KAIST Multispectral Pedestrian Detection Benchmark


    We developed imaging hardware consisting of a color camera, a thermal camera and a beam splitter to capture the aligned multispectral (RGB color + Thermal) images. With this hardware, we captured various regular traffic scenes at day and night time to consider changes in light conditions.

    The KAIST Multispectral Pedestrian Dataset consists of 95k color-thermal pairs (640x480, 20Hz) taken from a vehicle. All the pairs are manually annotated (person, people, cyclist) for the total of 103,128 dense annotations and 1,182 unique pedestrians. The annotation includes temporal correspondence between bounding boxes like Caltech Pedestrian Dataset. More infomation can be found in our CVPR 2015 paper.

  • Data Format. (Compatible with Caltech Pedestrian Dataset Format)
  • Extended Video Annotation Tool for Multispectral Images.


    Please contact Soonmin Hwang [smhwang at rcv.kaist.ac.kr] with questions or comments.
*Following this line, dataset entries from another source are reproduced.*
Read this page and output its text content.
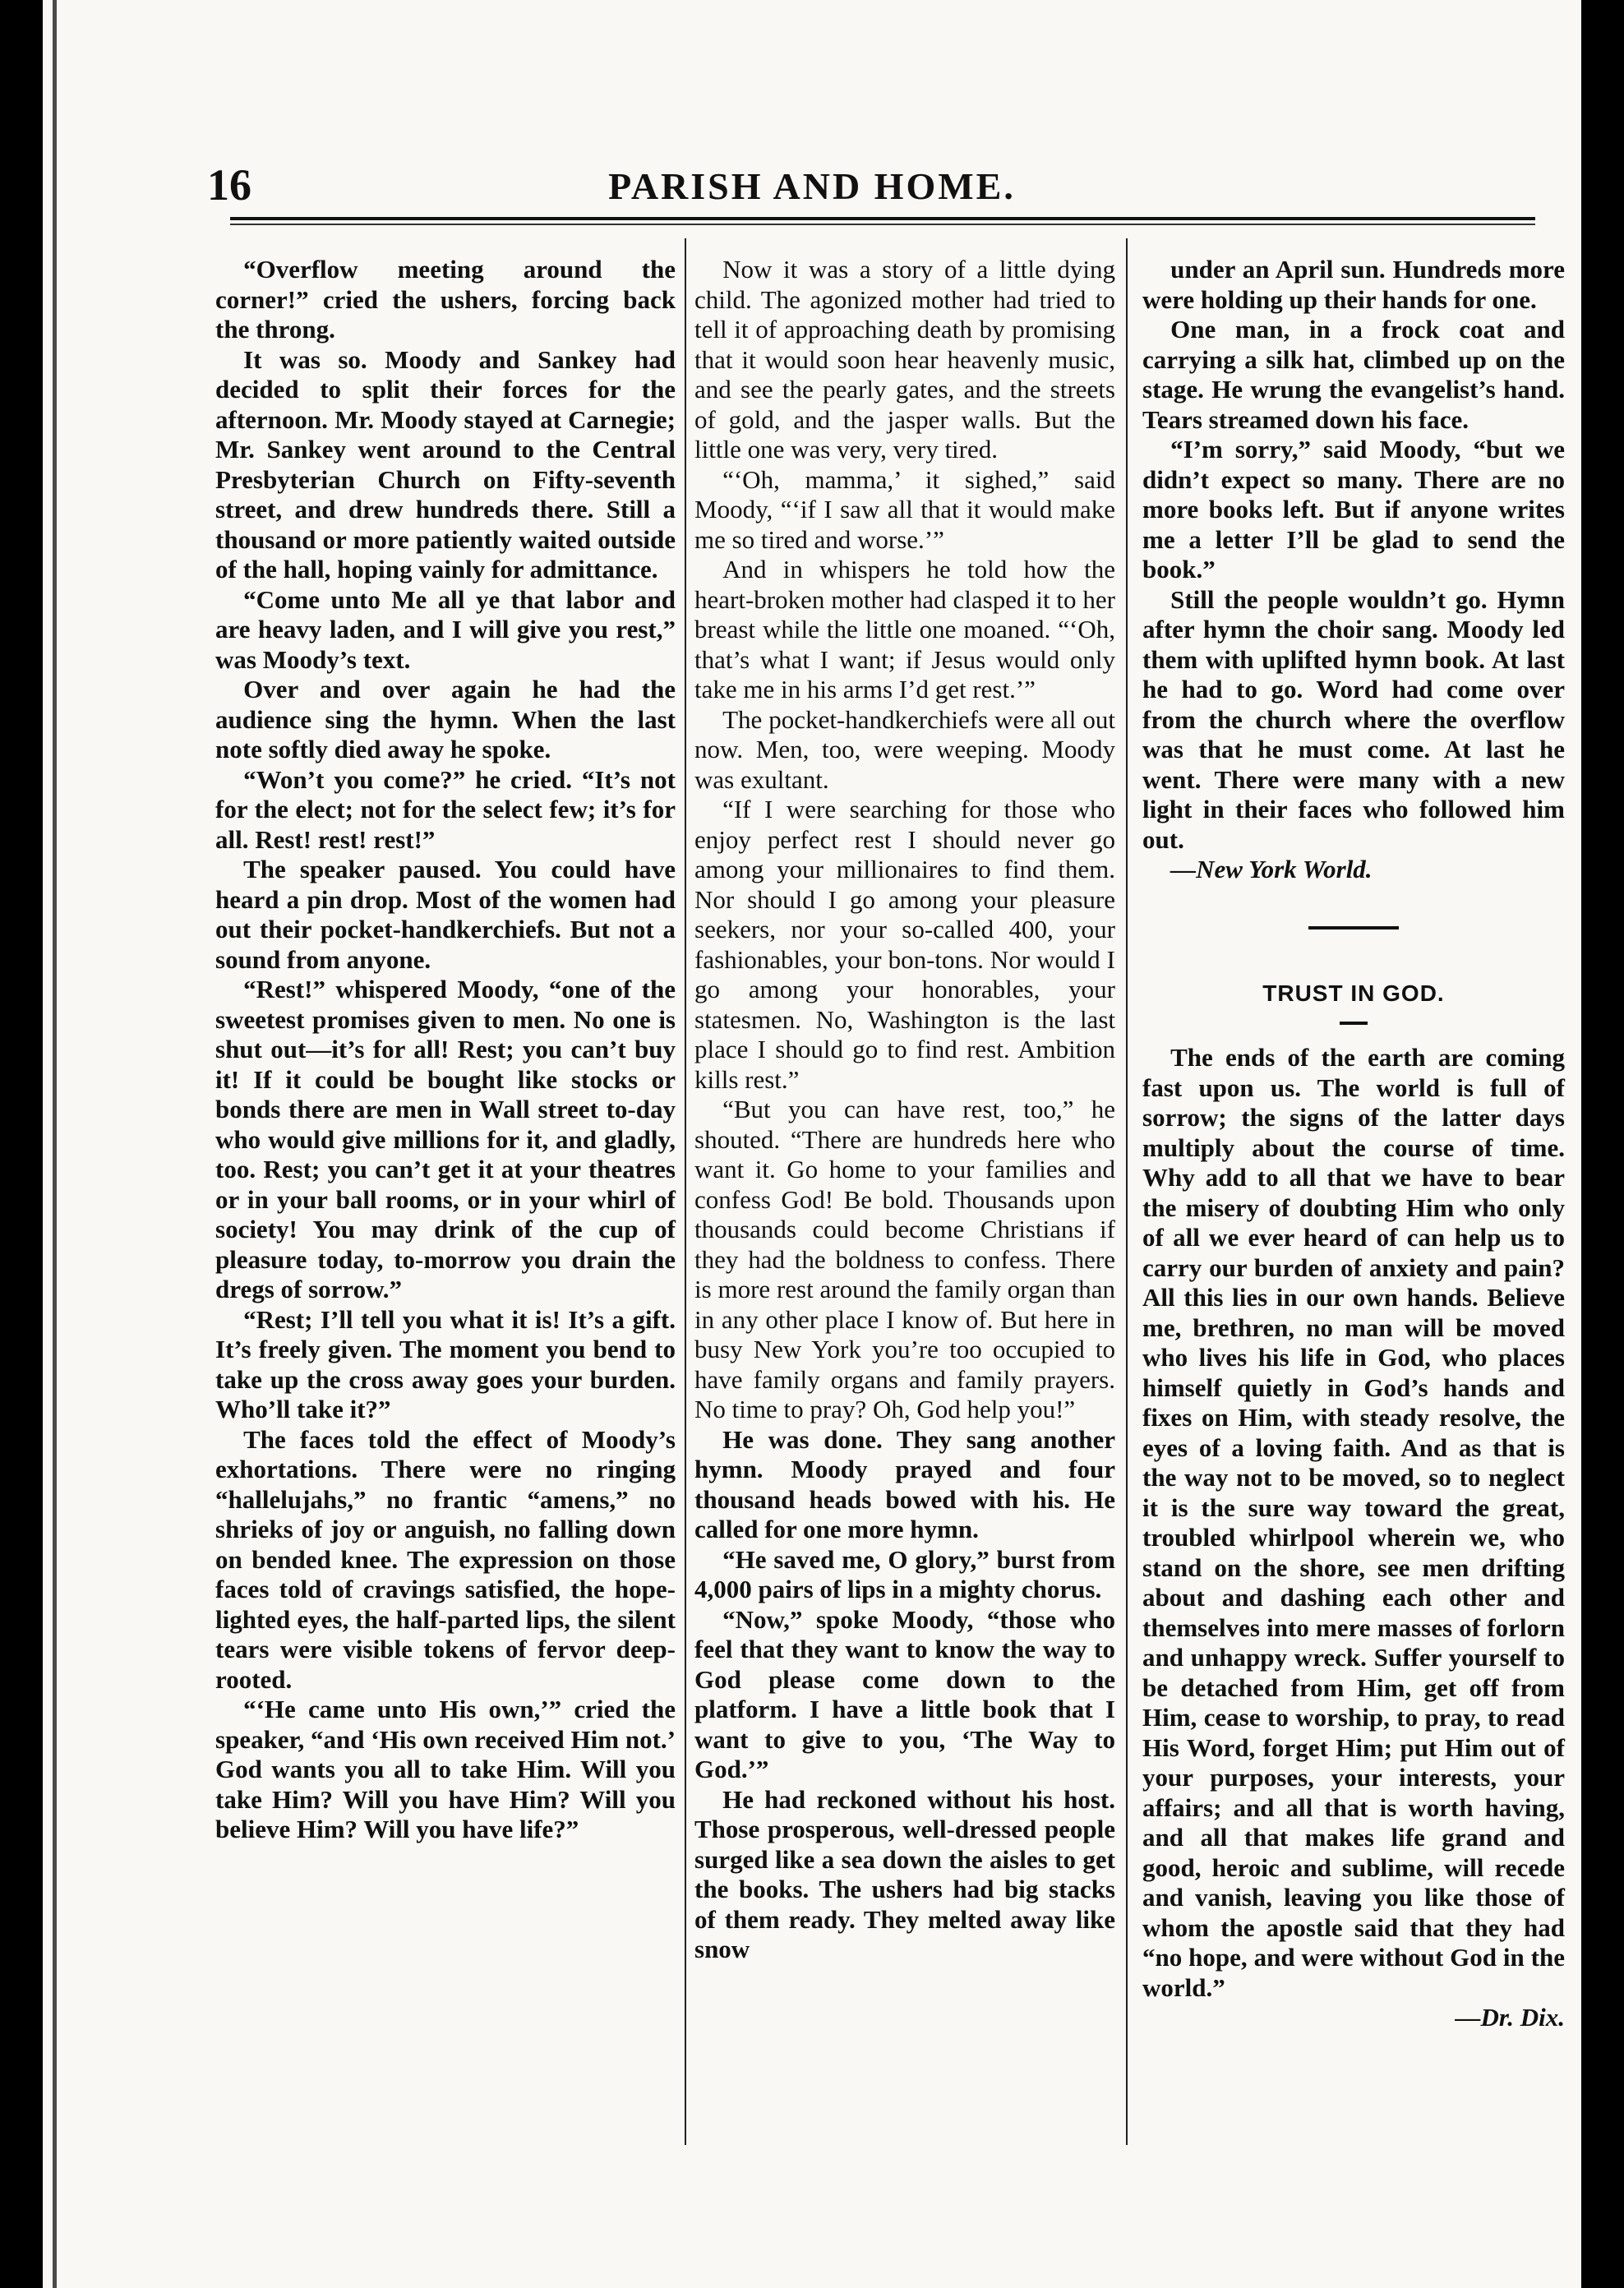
16	PARISH AND HOME.

“Overflow meeting around the corner!” cried the ushers, forcing back the throng.

It was so. Moody and Sankey had decided to split their forces for the afternoon. Mr. Moody stayed at Carnegie; Mr. Sankey went around to the Central Presbyterian Church on Fifty-seventh street, and drew hundreds there. Still a thousand or more patiently waited outside of the hall, hoping vainly for admittance.

“Come unto Me all ye that labor and are heavy laden, and I will give you rest,” was Moody’s text.

Over and over again he had the audience sing the hymn. When the last note softly died away he spoke.

“Won’t you come?” he cried. “It’s not for the elect; not for the select few; it’s for all. Rest! rest! rest!”

The speaker paused. You could have heard a pin drop. Most of the women had out their pocket-handkerchiefs. But not a sound from anyone.

“Rest!” whispered Moody, “one of the sweetest promises given to men. No one is shut out—it’s for all! Rest; you can’t buy it! If it could be bought like stocks or bonds there are men in Wall street to-day who would give millions for it, and gladly, too. Rest; you can’t get it at your theatres or in your ball rooms, or in your whirl of society! You may drink of the cup of pleasure today, to-morrow you drain the dregs of sorrow.”

“Rest; I’ll tell you what it is! It’s a gift. It’s freely given. The moment you bend to take up the cross away goes your burden. Who’ll take it?”

The faces told the effect of Moody’s exhortations. There were no ringing “hallelujahs,” no frantic “amens,” no shrieks of joy or anguish, no falling down on bended knee. The expression on those faces told of cravings satisfied, the hope-lighted eyes, the half-parted lips, the silent tears were visible tokens of fervor deep-rooted.

“‘He came unto His own,’” cried the speaker, “and ‘His own received Him not.’ God wants you all to take Him. Will you take Him? Will you have Him? Will you believe Him? Will you have life?”

Now it was a story of a little dying child. The agonized mother had tried to tell it of approaching death by promising that it would soon hear heavenly music, and see the pearly gates, and the streets of gold, and the jasper walls. But the little one was very, very tired.

“‘Oh, mamma,’ it sighed,” said Moody, “‘if I saw all that it would make me so tired and worse.’”

And in whispers he told how the heart-broken mother had clasped it to her breast while the little one moaned. “‘Oh, that’s what I want; if Jesus would only take me in his arms I’d get rest.’”

The pocket-handkerchiefs were all out now. Men, too, were weeping. Moody was exultant.

“If I were searching for those who enjoy perfect rest I should never go among your millionaires to find them. Nor should I go among your pleasure seekers, nor your so-called 400, your fashionables, your bon-tons. Nor would I go among your honorables, your statesmen. No, Washington is the last place I should go to find rest. Ambition kills rest.”

“But you can have rest, too,” he shouted. “There are hundreds here who want it. Go home to your families and confess God! Be bold. Thousands upon thousands could become Christians if they had the boldness to confess. There is more rest around the family organ than in any other place I know of. But here in busy New York you’re too occupied to have family organs and family prayers. No time to pray? Oh, God help you!”

He was done. They sang another hymn. Moody prayed and four thousand heads bowed with his. He called for one more hymn.

“He saved me, O glory,” burst from 4,000 pairs of lips in a mighty chorus.

“Now,” spoke Moody, “those who feel that they want to know the way to God please come down to the platform. I have a little book that I want to give to you, ‘The Way to God.’”

He had reckoned without his host. Those prosperous, well-dressed people surged like a sea down the aisles to get the books. The ushers had big stacks of them ready. They melted away like snow

under an April sun. Hundreds more were holding up their hands for one.

One man, in a frock coat and carrying a silk hat, climbed up on the stage. He wrung the evangelist’s hand. Tears streamed down his face.

“I’m sorry,” said Moody, “but we didn’t expect so many. There are no more books left. But if anyone writes me a letter I’ll be glad to send the book.”

Still the people wouldn’t go. Hymn after hymn the choir sang. Moody led them with uplifted hymn book. At last he had to go. Word had come over from the church where the overflow was that he must come. At last he went. There were many with a new light in their faces who followed him out.

—New York World.

TRUST IN GOD.

The ends of the earth are coming fast upon us. The world is full of sorrow; the signs of the latter days multiply about the course of time. Why add to all that we have to bear the misery of doubting Him who only of all we ever heard of can help us to carry our burden of anxiety and pain? All this lies in our own hands. Believe me, brethren, no man will be moved who lives his life in God, who places himself quietly in God’s hands and fixes on Him, with steady resolve, the eyes of a loving faith. And as that is the way not to be moved, so to neglect it is the sure way toward the great, troubled whirlpool wherein we, who stand on the shore, see men drifting about and dashing each other and themselves into mere masses of forlorn and unhappy wreck. Suffer yourself to be detached from Him, get off from Him, cease to worship, to pray, to read His Word, forget Him; put Him out of your purposes, your interests, your affairs; and all that is worth having, and all that makes life grand and good, heroic and sublime, will recede and vanish, leaving you like those of whom the apostle said that they had “no hope, and were without God in the world.”

—Dr. Dix.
    Soonmin Hwang, Jaesik Park, Namil Kim, Yukyung Choi and In So Kweon,
    Multispectral Pedestrian Detection: Benchmark Dataset and Baseline,
    CVPR, 2015. [pdf|Ext. Abstract]

Change Log

    2015.11.09. Bug-fixed code is released.
    2015.06.03. The "Multispectral Pedestrian Detection Benchmark" webpages opened.